Barnhart HX, Lokhnygina Y, Kosinski AS, Haber M. Comparison of the concordance coefficient and the individual concordance coefficient in the assessment of conformity. J Biopharm Stat. 2007;17 (4):721-38. RAP is supported in this work by NHS Lothian through the Edinburgh Clinical Trials Unit. We thank Professor Michael Haber (Emory University) for providing examples of R and SAS program code from one of his publications  which we modified and adapted to apply the Coefficient of Individual Agreement method to our copD example in a previous draft of this document. Schluter PJ. Bayese`s multi-arched hierarchical approach to measuring concordance in comparison studies of repeated measurement methods. BMC Med Res Methodol. 2009;9(1):6.
In our assessment of the tuning methods, we implicitly assume that the available sample size is sufficient to achieve convergence of models. In cases where the number of patients or repeated measurements are low, the methods may not work properly, and this is a means for future research. In addition to the above methods, other methods have been used to assess compliance, although some of them are inappropriate. A systematic review  of compliance studies reported between 2007 and 2009 showed that about 10% of the studies used inappropriate methods to assess compliance, including standard correlation coefficients, the coefficient of determination from regression analysis (square R) and comparative methods (e.g. B t to detect differences in mean value). Carrasco JL, Caceres A, Escaramis G, Jover L. Distinction and correspondence with continuous data. Stat Med. 2014;33 (1):117-28. Barnhart HX, Haber MJ, Lin LI. An overview of conformity assessment for continuous measures.

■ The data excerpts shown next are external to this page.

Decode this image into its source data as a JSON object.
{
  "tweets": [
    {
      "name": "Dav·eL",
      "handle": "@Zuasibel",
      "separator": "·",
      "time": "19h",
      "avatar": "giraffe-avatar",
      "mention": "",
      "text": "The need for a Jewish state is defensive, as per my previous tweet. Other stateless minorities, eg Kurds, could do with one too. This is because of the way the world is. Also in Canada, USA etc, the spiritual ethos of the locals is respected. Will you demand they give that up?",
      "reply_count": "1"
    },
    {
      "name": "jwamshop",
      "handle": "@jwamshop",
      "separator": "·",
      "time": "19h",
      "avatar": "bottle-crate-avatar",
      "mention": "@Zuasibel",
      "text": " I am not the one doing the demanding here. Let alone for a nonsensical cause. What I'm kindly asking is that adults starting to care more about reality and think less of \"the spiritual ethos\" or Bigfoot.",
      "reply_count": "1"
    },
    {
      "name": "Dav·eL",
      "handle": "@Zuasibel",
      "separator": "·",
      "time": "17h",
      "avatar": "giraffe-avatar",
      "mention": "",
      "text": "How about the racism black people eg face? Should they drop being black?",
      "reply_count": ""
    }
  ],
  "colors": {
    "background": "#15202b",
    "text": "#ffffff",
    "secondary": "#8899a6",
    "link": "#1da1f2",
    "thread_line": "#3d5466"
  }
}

J Biopharm Stat. 2007;17 (4):529-69. Lin L, Hedayat AS, Sinha B, Yang M. Statistical methods for evaluating similarities: models, problems and tools. J Am Stat Assoc. 2002;97(457):257–70. The need for confidence intervals, in addition to correspondence limits, is strongly mentioned in the literature, and rightly so. But we think it`s just as important – if not more important – to report the different components of variance (e.g. B variance between subjects and variance within the subject) and bias estimates, in addition to convergence indices, because they shed light on the source of disagreement. In addition, it is important to know that discrepancies between devices, as observed in correspondence indices, can mask differences in accuracy and measurement errors between devices, as well as reflect underlying average distortions that cannot be adequately modeled by absolute differences in average. That is why it is essential to examine, beyond differences of opinion, the underlying causes, in order to critically assess the results of the agreement. Rubio N, Parker RA, Drost EM, Pinnock H, Weir CJ, Hanley J, et al.